Muscle Nerve. 2012 Apr;45(4):464-70

Abstract: A possibilidade de alguns pacientes diagnosticados com neuropatia sensitiva aguda poderem ter, de fato, síndrome de Guillain-Barré (GBS) tem sido repetidamente aventada na literatura, mas o número de casos é pequeno. Os relatos tem mostrado diferentes apresentações clínicas e achados eletrofisiológicos e recebido vários nomes, gerando confusão nominal e nosológica. Definiu-se, operacionalmente, a GBS sensitiva como uma neuropatia aguda, monofásica, generalizada caracterizada clinicamente por sintomas sensitivos exclusivos e sinais que alcançam o seu nadir em no máximo 6 semanas sem doenças sistêmicas ou outras doenças ou condições relacionadas. Revisou-se a literatura por meio do PubMed de 1980 a março de 2011 e os arquivos dos autores. Com base no tamanho das fibras envolvidas e o possível local do dano primário, propôs-se uma tentativa de classificação da GBS sensitiva e desordens correlatas em três subtipos: polineuropatia sensitiva desmielinizante aguda; axonopatia-ganglionopatia de fibras grossas sensitivas aguda; e neuropatia-ganglionopatia de fibras finas sensitivas aguda.
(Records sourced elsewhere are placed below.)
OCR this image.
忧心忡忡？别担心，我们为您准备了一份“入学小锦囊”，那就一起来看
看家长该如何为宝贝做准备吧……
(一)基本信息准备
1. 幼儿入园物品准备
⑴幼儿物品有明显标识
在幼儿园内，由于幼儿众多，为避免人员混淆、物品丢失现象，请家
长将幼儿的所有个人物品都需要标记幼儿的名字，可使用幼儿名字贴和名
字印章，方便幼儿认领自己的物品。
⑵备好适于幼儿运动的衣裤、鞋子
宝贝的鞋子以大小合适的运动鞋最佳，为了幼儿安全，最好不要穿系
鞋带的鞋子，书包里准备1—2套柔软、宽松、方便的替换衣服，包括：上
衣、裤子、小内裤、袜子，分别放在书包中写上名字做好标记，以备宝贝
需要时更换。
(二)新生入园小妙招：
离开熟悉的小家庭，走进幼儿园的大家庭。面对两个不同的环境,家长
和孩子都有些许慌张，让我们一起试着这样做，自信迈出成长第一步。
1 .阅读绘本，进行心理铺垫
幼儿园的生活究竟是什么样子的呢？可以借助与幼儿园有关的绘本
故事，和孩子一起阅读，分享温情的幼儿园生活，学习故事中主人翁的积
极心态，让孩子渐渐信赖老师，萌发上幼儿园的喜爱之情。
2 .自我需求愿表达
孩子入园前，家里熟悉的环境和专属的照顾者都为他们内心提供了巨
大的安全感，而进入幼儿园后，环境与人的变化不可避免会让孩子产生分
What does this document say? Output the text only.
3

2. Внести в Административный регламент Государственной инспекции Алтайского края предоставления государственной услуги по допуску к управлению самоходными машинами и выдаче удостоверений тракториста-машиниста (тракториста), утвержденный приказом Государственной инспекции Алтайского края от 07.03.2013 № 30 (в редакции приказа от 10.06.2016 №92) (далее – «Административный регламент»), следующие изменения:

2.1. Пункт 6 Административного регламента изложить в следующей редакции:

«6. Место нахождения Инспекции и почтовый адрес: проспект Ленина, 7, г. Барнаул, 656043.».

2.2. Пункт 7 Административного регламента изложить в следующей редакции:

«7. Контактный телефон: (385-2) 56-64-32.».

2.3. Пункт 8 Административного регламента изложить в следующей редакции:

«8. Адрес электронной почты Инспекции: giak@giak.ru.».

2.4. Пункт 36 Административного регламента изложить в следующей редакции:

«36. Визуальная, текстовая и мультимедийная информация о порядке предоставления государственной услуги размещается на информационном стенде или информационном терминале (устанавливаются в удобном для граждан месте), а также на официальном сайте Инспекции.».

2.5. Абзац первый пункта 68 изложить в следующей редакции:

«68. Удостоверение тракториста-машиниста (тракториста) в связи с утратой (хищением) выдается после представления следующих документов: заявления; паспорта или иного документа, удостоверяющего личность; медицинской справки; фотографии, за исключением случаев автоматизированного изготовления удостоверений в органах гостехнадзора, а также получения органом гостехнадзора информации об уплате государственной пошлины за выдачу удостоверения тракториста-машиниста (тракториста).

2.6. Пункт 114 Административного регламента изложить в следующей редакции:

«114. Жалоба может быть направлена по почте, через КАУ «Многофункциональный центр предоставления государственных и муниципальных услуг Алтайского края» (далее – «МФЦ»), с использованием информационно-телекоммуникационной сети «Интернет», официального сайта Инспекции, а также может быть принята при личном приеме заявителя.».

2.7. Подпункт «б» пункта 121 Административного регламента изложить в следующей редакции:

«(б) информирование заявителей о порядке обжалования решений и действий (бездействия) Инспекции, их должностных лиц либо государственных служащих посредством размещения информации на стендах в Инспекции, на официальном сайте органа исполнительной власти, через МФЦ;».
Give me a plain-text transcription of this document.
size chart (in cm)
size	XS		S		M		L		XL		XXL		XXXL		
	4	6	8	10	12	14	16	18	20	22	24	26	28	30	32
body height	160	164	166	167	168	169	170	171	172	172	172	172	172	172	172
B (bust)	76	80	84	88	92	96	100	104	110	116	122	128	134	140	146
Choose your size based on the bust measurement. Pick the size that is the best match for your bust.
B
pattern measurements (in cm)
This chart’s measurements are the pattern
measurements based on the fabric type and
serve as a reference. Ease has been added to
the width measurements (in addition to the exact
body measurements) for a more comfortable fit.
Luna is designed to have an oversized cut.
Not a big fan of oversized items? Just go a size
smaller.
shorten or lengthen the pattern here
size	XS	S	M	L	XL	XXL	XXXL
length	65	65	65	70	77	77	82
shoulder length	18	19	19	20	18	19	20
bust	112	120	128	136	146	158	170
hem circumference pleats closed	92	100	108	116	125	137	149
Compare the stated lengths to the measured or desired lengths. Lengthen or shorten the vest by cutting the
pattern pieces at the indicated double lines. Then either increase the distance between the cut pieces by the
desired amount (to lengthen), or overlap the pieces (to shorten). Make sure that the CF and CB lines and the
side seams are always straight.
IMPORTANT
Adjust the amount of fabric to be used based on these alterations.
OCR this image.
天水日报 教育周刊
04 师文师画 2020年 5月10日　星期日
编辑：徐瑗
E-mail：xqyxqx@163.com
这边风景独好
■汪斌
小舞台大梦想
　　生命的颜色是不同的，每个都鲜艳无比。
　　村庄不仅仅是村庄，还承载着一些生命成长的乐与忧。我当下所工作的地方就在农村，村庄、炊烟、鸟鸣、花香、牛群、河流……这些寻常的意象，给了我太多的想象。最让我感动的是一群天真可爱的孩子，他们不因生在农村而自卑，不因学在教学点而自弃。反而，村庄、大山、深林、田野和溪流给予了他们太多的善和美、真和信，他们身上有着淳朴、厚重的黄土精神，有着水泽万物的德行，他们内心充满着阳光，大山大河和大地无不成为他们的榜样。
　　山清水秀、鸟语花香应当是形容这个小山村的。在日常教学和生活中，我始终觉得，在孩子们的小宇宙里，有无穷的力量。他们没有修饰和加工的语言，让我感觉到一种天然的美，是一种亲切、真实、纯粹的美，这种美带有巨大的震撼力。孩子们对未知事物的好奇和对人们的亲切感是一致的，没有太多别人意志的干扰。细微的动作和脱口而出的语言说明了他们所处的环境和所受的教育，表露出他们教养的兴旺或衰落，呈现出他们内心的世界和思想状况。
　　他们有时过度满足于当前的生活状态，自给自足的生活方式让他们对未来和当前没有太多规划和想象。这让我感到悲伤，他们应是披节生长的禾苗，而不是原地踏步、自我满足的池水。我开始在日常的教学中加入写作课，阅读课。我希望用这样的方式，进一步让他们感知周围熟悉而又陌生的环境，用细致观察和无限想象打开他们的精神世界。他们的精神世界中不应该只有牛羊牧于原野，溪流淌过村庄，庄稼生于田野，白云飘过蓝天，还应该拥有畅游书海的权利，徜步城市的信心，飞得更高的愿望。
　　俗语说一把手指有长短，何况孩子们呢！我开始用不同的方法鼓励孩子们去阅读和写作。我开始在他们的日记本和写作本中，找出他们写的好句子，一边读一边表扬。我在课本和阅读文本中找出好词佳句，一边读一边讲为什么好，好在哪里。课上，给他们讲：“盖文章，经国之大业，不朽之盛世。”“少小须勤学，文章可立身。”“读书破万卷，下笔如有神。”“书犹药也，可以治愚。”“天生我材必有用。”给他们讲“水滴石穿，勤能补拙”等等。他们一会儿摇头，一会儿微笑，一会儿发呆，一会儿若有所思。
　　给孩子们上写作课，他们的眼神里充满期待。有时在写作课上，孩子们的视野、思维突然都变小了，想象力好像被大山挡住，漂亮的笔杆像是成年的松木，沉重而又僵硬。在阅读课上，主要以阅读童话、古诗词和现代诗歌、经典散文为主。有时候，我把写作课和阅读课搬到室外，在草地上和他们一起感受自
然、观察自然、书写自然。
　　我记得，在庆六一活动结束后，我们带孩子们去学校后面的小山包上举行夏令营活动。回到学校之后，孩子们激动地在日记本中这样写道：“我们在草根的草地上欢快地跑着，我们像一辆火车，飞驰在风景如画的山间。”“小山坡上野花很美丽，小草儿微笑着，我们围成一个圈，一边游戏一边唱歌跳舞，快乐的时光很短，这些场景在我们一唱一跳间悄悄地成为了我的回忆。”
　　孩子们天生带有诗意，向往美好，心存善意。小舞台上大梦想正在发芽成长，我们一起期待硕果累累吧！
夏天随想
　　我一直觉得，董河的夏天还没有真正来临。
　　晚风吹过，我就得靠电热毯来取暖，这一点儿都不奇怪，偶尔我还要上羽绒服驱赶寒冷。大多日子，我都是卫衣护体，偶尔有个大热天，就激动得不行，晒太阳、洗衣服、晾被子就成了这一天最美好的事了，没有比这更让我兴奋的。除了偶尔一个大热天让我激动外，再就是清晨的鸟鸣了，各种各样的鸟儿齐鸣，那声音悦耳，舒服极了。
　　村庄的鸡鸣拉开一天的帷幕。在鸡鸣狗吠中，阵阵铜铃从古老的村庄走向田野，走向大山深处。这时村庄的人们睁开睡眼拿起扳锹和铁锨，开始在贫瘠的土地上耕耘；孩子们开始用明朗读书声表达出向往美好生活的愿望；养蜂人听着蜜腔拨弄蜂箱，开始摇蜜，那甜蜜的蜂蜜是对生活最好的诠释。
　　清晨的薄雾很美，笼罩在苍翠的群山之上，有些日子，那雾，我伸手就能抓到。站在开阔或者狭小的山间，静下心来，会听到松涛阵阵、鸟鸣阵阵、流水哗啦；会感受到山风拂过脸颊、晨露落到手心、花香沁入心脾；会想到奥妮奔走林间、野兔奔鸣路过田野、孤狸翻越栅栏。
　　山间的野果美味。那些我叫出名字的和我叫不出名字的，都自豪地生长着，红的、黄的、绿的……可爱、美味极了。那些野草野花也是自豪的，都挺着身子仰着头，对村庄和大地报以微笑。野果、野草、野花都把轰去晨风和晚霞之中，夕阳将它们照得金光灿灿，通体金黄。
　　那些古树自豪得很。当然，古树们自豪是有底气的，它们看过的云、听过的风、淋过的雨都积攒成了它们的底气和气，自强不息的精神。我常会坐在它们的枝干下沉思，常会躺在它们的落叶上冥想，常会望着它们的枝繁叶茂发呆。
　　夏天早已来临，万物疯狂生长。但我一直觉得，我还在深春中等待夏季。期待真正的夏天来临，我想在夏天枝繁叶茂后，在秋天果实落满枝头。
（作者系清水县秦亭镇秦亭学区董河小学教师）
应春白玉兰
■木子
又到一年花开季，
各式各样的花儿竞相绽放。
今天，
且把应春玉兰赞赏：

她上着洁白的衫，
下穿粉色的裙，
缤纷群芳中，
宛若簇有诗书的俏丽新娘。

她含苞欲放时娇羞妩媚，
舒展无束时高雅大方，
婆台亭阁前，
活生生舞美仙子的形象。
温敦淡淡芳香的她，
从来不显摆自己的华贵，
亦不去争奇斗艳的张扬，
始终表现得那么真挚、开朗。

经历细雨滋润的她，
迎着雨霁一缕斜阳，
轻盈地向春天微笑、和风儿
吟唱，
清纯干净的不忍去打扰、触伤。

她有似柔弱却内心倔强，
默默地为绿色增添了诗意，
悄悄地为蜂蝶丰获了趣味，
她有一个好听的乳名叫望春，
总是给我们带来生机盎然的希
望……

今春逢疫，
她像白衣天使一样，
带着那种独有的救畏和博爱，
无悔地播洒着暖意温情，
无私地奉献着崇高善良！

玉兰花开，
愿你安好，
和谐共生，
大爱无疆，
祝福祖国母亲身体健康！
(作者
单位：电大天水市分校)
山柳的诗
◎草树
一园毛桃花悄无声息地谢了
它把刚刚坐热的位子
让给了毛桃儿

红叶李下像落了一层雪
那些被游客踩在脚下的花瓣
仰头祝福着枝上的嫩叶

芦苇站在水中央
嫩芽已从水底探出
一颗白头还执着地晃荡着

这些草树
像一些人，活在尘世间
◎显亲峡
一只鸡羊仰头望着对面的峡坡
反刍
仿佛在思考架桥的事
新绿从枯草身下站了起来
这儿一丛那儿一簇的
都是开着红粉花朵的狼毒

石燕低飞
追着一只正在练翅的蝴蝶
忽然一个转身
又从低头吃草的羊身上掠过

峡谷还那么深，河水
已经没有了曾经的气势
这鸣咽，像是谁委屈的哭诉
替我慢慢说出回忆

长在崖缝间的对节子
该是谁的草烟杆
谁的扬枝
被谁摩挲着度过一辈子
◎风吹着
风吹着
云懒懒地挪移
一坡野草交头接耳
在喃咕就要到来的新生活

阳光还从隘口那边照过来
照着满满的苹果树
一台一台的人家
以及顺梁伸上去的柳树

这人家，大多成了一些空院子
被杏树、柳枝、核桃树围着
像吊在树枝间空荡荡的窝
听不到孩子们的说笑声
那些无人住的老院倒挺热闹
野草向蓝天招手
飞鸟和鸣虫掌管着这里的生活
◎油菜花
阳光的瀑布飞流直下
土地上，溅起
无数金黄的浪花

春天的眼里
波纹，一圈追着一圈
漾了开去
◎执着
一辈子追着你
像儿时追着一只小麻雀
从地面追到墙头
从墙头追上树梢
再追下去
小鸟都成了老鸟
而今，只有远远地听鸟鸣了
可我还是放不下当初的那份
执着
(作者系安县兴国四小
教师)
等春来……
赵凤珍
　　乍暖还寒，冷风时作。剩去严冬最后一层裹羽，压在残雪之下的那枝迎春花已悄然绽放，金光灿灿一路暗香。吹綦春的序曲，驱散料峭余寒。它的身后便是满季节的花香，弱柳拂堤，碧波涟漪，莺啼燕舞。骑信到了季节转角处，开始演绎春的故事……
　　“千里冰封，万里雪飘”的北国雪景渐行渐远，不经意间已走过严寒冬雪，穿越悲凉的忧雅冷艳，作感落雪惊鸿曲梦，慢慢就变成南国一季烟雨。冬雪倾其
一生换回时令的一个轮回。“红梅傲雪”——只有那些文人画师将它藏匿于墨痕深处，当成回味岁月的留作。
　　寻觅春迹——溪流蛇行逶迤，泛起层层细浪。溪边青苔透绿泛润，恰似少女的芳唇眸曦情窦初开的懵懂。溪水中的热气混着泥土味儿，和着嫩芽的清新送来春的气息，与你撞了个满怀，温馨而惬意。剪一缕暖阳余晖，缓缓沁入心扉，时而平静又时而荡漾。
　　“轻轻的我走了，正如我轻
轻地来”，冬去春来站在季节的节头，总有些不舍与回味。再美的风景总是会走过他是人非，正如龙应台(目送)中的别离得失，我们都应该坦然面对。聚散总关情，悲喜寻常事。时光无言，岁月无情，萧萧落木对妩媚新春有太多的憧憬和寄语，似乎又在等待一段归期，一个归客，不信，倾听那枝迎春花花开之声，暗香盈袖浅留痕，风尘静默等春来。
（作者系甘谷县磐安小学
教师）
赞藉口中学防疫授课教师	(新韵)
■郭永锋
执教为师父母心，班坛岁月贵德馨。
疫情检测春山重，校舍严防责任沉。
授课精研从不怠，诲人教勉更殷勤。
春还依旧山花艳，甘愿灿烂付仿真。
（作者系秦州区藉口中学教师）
Comentário: Um assunto atual e necessário. Os autores observaram que esses pacientes com uma neuropatia sensitiva aguda normalmente apresentavam uma história de infecção prévia (sintomas gripais, diarreia, dor de garganta) ou vacinação. A maioria também apresentou dissociação proteinocitológica no LCR. A apresentação pode envolver predominantemente as fibras grossas, os gânglios das raízes dorsais ou as fibras finas e/ou autonômicas. O envolvimento motor pode estar presente nos estudos de condução nervosa, mas estão ausentes clinicamente. Vários pacientes tiveram resposta favorável aos tratamentos imunológicos (imunoglobulina, plasmaférese ou corticoide). Embora não dê para tirar conclusões sobre o tratamento, o artigo contribui em sistematizar uma abordagem e classificação para essas síndromes: diante de uma neuropatia sensitiva aguda/subaguda deve-se sempre lembrar de perguntar sobre infecções ou vacinações prévias no último mês e realizar uma ENMG e colher LCR.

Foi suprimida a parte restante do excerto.